Record Settlement In Halifax ‘Doc Kickback’ Case
By Dr. James Palermo // March 4, 2014
FRAUDULENT HOSPITAL ADMISSIONS FOCUS OF SECOND TRIAL
A 2009 lawsuit that claimed that for more than a decade, Halifax Hospital violated the federal Stark Law, which bars physicians from getting extra cash from patient referrals through kickbacks, split fees and other under-the-table arrangements, has culminated in a record-setting settlement thought to be twice the monetary penalty ever paid out for Medicare/Medicaid fraud.
The Orlando Sentinel reported that the Daytona Beach hospital system reached agreement with the U.S. Justice Department just before prospective jurors in Orlando federal court were about to be questioned on Monday, and quoted unnamed sources as saying the amount was $85 million.
With the government seeking $500 million, had the case gone to a jury, the judgment could have run into hundreds of millions of dollars if it was found that the hospital knew it was violating the Stark Law while it was defrauding Medicare and Medicaid.
HALIFAX HEALTH CONSISTENTLY DENIES ALL ALLEGATIONS
The “agreement in principle” requires that Halifax pay the settlement amount over a period of five years, plus attorneys’ fees, and requires Halifax Health to agree to a corporate integrity and compliance program, which, according to the court transcript would “make sure that something like this doesn’t happen in the future.”
Halifax’s requests for dismissal were denied twice before the trial date, and the hospital continues to deny the fraud accusations.
PART II: FRAUDULENT ADMISSIONS OF PATIENTS WITHOUT CLINICAL CAUSE
However, the pain for the health system is not over.

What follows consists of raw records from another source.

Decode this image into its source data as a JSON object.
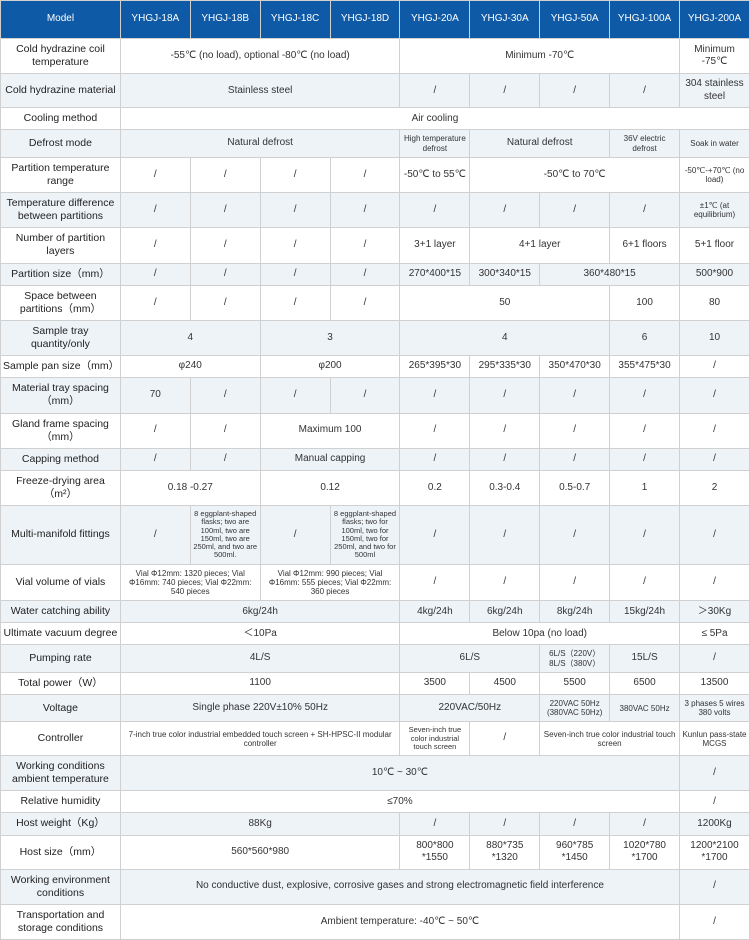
{
  "colors": {
    "header_bg": "#0e5aa7",
    "header_fg": "#ffffff",
    "alt_row": "#eef3f8",
    "row": "#ffffff",
    "border": "#d0d0d0",
    "text": "#333333"
  },
  "columns": [
    "Model",
    "YHGJ-18A",
    "YHGJ-18B",
    "YHGJ-18C",
    "YHGJ-18D",
    "YHGJ-20A",
    "YHGJ-30A",
    "YHGJ-50A",
    "YHGJ-100A",
    "YHGJ-200A"
  ],
  "rows": [
    {
      "label": "Cold hydrazine coil temperature",
      "cells": [
        {
          "span": 4,
          "v": "-55℃ (no load), optional -80℃ (no load)"
        },
        {
          "span": 4,
          "v": "Minimum -70℃"
        },
        {
          "span": 1,
          "v": "Minimum -75℃"
        }
      ]
    },
    {
      "label": "Cold hydrazine material",
      "cells": [
        {
          "span": 4,
          "v": "Stainless steel"
        },
        {
          "span": 1,
          "v": "/"
        },
        {
          "span": 1,
          "v": "/"
        },
        {
          "span": 1,
          "v": "/"
        },
        {
          "span": 1,
          "v": "/"
        },
        {
          "span": 1,
          "v": "304 stainless steel"
        }
      ]
    },
    {
      "label": "Cooling method",
      "cells": [
        {
          "span": 9,
          "v": "Air cooling"
        }
      ]
    },
    {
      "label": "Defrost mode",
      "cells": [
        {
          "span": 4,
          "v": "Natural defrost"
        },
        {
          "span": 1,
          "v": "High temperature defrost",
          "cls": "small"
        },
        {
          "span": 2,
          "v": "Natural defrost"
        },
        {
          "span": 1,
          "v": "36V electric defrost",
          "cls": "small"
        },
        {
          "span": 1,
          "v": "Soak in water",
          "cls": "small"
        }
      ]
    },
    {
      "label": "Partition temperature range",
      "cells": [
        {
          "span": 1,
          "v": "/"
        },
        {
          "span": 1,
          "v": "/"
        },
        {
          "span": 1,
          "v": "/"
        },
        {
          "span": 1,
          "v": "/"
        },
        {
          "span": 1,
          "v": "-50℃ to 55℃"
        },
        {
          "span": 3,
          "v": "-50℃ to 70℃"
        },
        {
          "span": 1,
          "v": "-50℃-+70℃ (no load)",
          "cls": "small"
        }
      ]
    },
    {
      "label": "Temperature difference between partitions",
      "cells": [
        {
          "span": 1,
          "v": "/"
        },
        {
          "span": 1,
          "v": "/"
        },
        {
          "span": 1,
          "v": "/"
        },
        {
          "span": 1,
          "v": "/"
        },
        {
          "span": 1,
          "v": "/"
        },
        {
          "span": 1,
          "v": "/"
        },
        {
          "span": 1,
          "v": "/"
        },
        {
          "span": 1,
          "v": "/"
        },
        {
          "span": 1,
          "v": "±1℃ (at equilibrium)",
          "cls": "small"
        }
      ]
    },
    {
      "label": "Number of partition layers",
      "cells": [
        {
          "span": 1,
          "v": "/"
        },
        {
          "span": 1,
          "v": "/"
        },
        {
          "span": 1,
          "v": "/"
        },
        {
          "span": 1,
          "v": "/"
        },
        {
          "span": 1,
          "v": "3+1 layer"
        },
        {
          "span": 2,
          "v": "4+1 layer"
        },
        {
          "span": 1,
          "v": "6+1 floors"
        },
        {
          "span": 1,
          "v": "5+1 floor"
        }
      ]
    },
    {
      "label": "Partition size（mm）",
      "cells": [
        {
          "span": 1,
          "v": "/"
        },
        {
          "span": 1,
          "v": "/"
        },
        {
          "span": 1,
          "v": "/"
        },
        {
          "span": 1,
          "v": "/"
        },
        {
          "span": 1,
          "v": "270*400*15"
        },
        {
          "span": 1,
          "v": "300*340*15"
        },
        {
          "span": 2,
          "v": "360*480*15"
        },
        {
          "span": 1,
          "v": "500*900"
        }
      ]
    },
    {
      "label": "Space between partitions（mm）",
      "cells": [
        {
          "span": 1,
          "v": "/"
        },
        {
          "span": 1,
          "v": "/"
        },
        {
          "span": 1,
          "v": "/"
        },
        {
          "span": 1,
          "v": "/"
        },
        {
          "span": 3,
          "v": "50"
        },
        {
          "span": 1,
          "v": "100"
        },
        {
          "span": 1,
          "v": "80"
        }
      ]
    },
    {
      "label": "Sample tray quantity/only",
      "cells": [
        {
          "span": 2,
          "v": "4"
        },
        {
          "span": 2,
          "v": "3"
        },
        {
          "span": 3,
          "v": "4"
        },
        {
          "span": 1,
          "v": "6"
        },
        {
          "span": 1,
          "v": "10"
        }
      ]
    },
    {
      "label": "Sample pan size（mm）",
      "cells": [
        {
          "span": 2,
          "v": "φ240"
        },
        {
          "span": 2,
          "v": "φ200"
        },
        {
          "span": 1,
          "v": "265*395*30"
        },
        {
          "span": 1,
          "v": "295*335*30"
        },
        {
          "span": 1,
          "v": "350*470*30"
        },
        {
          "span": 1,
          "v": "355*475*30"
        },
        {
          "span": 1,
          "v": "/"
        }
      ]
    },
    {
      "label": "Material tray spacing（mm）",
      "cells": [
        {
          "span": 1,
          "v": "70"
        },
        {
          "span": 1,
          "v": "/"
        },
        {
          "span": 1,
          "v": "/"
        },
        {
          "span": 1,
          "v": "/"
        },
        {
          "span": 1,
          "v": "/"
        },
        {
          "span": 1,
          "v": "/"
        },
        {
          "span": 1,
          "v": "/"
        },
        {
          "span": 1,
          "v": "/"
        },
        {
          "span": 1,
          "v": "/"
        }
      ]
    },
    {
      "label": "Gland frame spacing（mm）",
      "cells": [
        {
          "span": 1,
          "v": "/"
        },
        {
          "span": 1,
          "v": "/"
        },
        {
          "span": 2,
          "v": "Maximum 100"
        },
        {
          "span": 1,
          "v": "/"
        },
        {
          "span": 1,
          "v": "/"
        },
        {
          "span": 1,
          "v": "/"
        },
        {
          "span": 1,
          "v": "/"
        },
        {
          "span": 1,
          "v": "/"
        }
      ]
    },
    {
      "label": "Capping method",
      "cells": [
        {
          "span": 1,
          "v": "/"
        },
        {
          "span": 1,
          "v": "/"
        },
        {
          "span": 2,
          "v": "Manual capping"
        },
        {
          "span": 1,
          "v": "/"
        },
        {
          "span": 1,
          "v": "/"
        },
        {
          "span": 1,
          "v": "/"
        },
        {
          "span": 1,
          "v": "/"
        },
        {
          "span": 1,
          "v": "/"
        }
      ]
    },
    {
      "label": "Freeze-drying area（m²）",
      "cells": [
        {
          "span": 2,
          "v": "0.18 -0.27"
        },
        {
          "span": 2,
          "v": "0.12"
        },
        {
          "span": 1,
          "v": "0.2"
        },
        {
          "span": 1,
          "v": "0.3-0.4"
        },
        {
          "span": 1,
          "v": "0.5-0.7"
        },
        {
          "span": 1,
          "v": "1"
        },
        {
          "span": 1,
          "v": "2"
        }
      ]
    },
    {
      "label": "Multi-manifold fittings",
      "cells": [
        {
          "span": 1,
          "v": "/"
        },
        {
          "span": 1,
          "v": "8 eggplant-shaped flasks; two are 100ml, two are 150ml, two are 250ml, and two are 500ml.",
          "cls": "tiny"
        },
        {
          "span": 1,
          "v": "/"
        },
        {
          "span": 1,
          "v": "8 eggplant-shaped flasks; two for 100ml, two for 150ml, two for 250ml, and two for 500ml",
          "cls": "tiny"
        },
        {
          "span": 1,
          "v": "/"
        },
        {
          "span": 1,
          "v": "/"
        },
        {
          "span": 1,
          "v": "/"
        },
        {
          "span": 1,
          "v": "/"
        },
        {
          "span": 1,
          "v": "/"
        }
      ]
    },
    {
      "label": "Vial volume of vials",
      "cells": [
        {
          "span": 2,
          "v": "Vial Φ12mm: 1320 pieces; Vial Φ16mm: 740 pieces; Vial Φ22mm: 540 pieces",
          "cls": "small"
        },
        {
          "span": 2,
          "v": "Vial Φ12mm: 990 pieces; Vial Φ16mm: 555 pieces; Vial Φ22mm: 360 pieces",
          "cls": "small"
        },
        {
          "span": 1,
          "v": "/"
        },
        {
          "span": 1,
          "v": "/"
        },
        {
          "span": 1,
          "v": "/"
        },
        {
          "span": 1,
          "v": "/"
        },
        {
          "span": 1,
          "v": "/"
        }
      ]
    },
    {
      "label": "Water catching ability",
      "cells": [
        {
          "span": 4,
          "v": "6kg/24h"
        },
        {
          "span": 1,
          "v": "4kg/24h"
        },
        {
          "span": 1,
          "v": "6kg/24h"
        },
        {
          "span": 1,
          "v": "8kg/24h"
        },
        {
          "span": 1,
          "v": "15kg/24h"
        },
        {
          "span": 1,
          "v": "＞30Kg"
        }
      ]
    },
    {
      "label": "Ultimate vacuum degree",
      "cells": [
        {
          "span": 4,
          "v": "＜10Pa"
        },
        {
          "span": 4,
          "v": "Below 10pa (no load)"
        },
        {
          "span": 1,
          "v": "≤ 5Pa"
        }
      ]
    },
    {
      "label": "Pumping rate",
      "cells": [
        {
          "span": 4,
          "v": "4L/S"
        },
        {
          "span": 2,
          "v": "6L/S"
        },
        {
          "span": 1,
          "v": "6L/S（220V）8L/S（380V）",
          "cls": "small"
        },
        {
          "span": 1,
          "v": "15L/S"
        },
        {
          "span": 1,
          "v": "/"
        }
      ]
    },
    {
      "label": "Total power（W）",
      "cells": [
        {
          "span": 4,
          "v": "1100"
        },
        {
          "span": 1,
          "v": "3500"
        },
        {
          "span": 1,
          "v": "4500"
        },
        {
          "span": 1,
          "v": "5500"
        },
        {
          "span": 1,
          "v": "6500"
        },
        {
          "span": 1,
          "v": "13500"
        }
      ]
    },
    {
      "label": "Voltage",
      "cells": [
        {
          "span": 4,
          "v": "Single phase 220V±10% 50Hz"
        },
        {
          "span": 2,
          "v": "220VAC/50Hz"
        },
        {
          "span": 1,
          "v": "220VAC 50Hz (380VAC 50Hz)",
          "cls": "small"
        },
        {
          "span": 1,
          "v": "380VAC 50Hz",
          "cls": "small"
        },
        {
          "span": 1,
          "v": "3 phases 5 wires 380 volts",
          "cls": "small"
        }
      ]
    },
    {
      "label": "Controller",
      "cells": [
        {
          "span": 4,
          "v": "7-inch true color industrial embedded touch screen + SH-HPSC-II modular controller",
          "cls": "small"
        },
        {
          "span": 1,
          "v": "Seven-inch true color industrial touch screen",
          "cls": "tiny"
        },
        {
          "span": 1,
          "v": "/"
        },
        {
          "span": 2,
          "v": "Seven-inch true color industrial touch screen",
          "cls": "small"
        },
        {
          "span": 1,
          "v": "Kunlun pass-state MCGS",
          "cls": "small"
        }
      ]
    },
    {
      "label": "Working conditions ambient temperature",
      "cells": [
        {
          "span": 8,
          "v": "10℃ ~ 30℃"
        },
        {
          "span": 1,
          "v": "/"
        }
      ]
    },
    {
      "label": "Relative humidity",
      "cells": [
        {
          "span": 8,
          "v": "≤70%"
        },
        {
          "span": 1,
          "v": "/"
        }
      ]
    },
    {
      "label": "Host weight（Kg）",
      "cells": [
        {
          "span": 4,
          "v": "88Kg"
        },
        {
          "span": 1,
          "v": "/"
        },
        {
          "span": 1,
          "v": "/"
        },
        {
          "span": 1,
          "v": "/"
        },
        {
          "span": 1,
          "v": "/"
        },
        {
          "span": 1,
          "v": "1200Kg"
        }
      ]
    },
    {
      "label": "Host size（mm）",
      "cells": [
        {
          "span": 4,
          "v": "560*560*980"
        },
        {
          "span": 1,
          "v": "800*800 *1550"
        },
        {
          "span": 1,
          "v": "880*735 *1320"
        },
        {
          "span": 1,
          "v": "960*785 *1450"
        },
        {
          "span": 1,
          "v": "1020*780 *1700"
        },
        {
          "span": 1,
          "v": "1200*2100 *1700"
        }
      ]
    },
    {
      "label": "Working environment conditions",
      "cells": [
        {
          "span": 8,
          "v": "No conductive dust, explosive, corrosive gases and strong electromagnetic field interference"
        },
        {
          "span": 1,
          "v": "/"
        }
      ]
    },
    {
      "label": "Transportation and storage conditions",
      "cells": [
        {
          "span": 8,
          "v": "Ambient temperature: -40℃ ~ 50℃"
        },
        {
          "span": 1,
          "v": "/"
        }
      ]
    }
  ]
}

Because the very complex suit involved not only Stark Law infractions, but also allegations that Halifax admitted patients who didn’t need inpatient care solely to make money, the Presiding U.S. District Judge Gregory Presnell agreed to split the case into two trials.
The second trial, set for July, will focus on allegations that the hospital made a practice of admitting patients to the hospital who didn’t meet clinical criteria for admission, and then billed Medicare and Medicaid for their care.
According to the complaint, during just one month of 2008, 82 percent of patients admitted for chest pain did not meet criteria.
That part of the false claims case, of which the government is not a party and which will be tried by private attorneys, could also result in damages plus penalties in the hundreds of millions of dollars range.
MULTIMILLION DOLLAR WINDFALL FOR WHISTLEBLOWER
The lawsuit was first filed in 2009 by former Halifax Medical Center compliance officer, Elin Baklid-Kunz, who noticed illegal kickbacks to doctors and billing fraud that went on for more than a decade.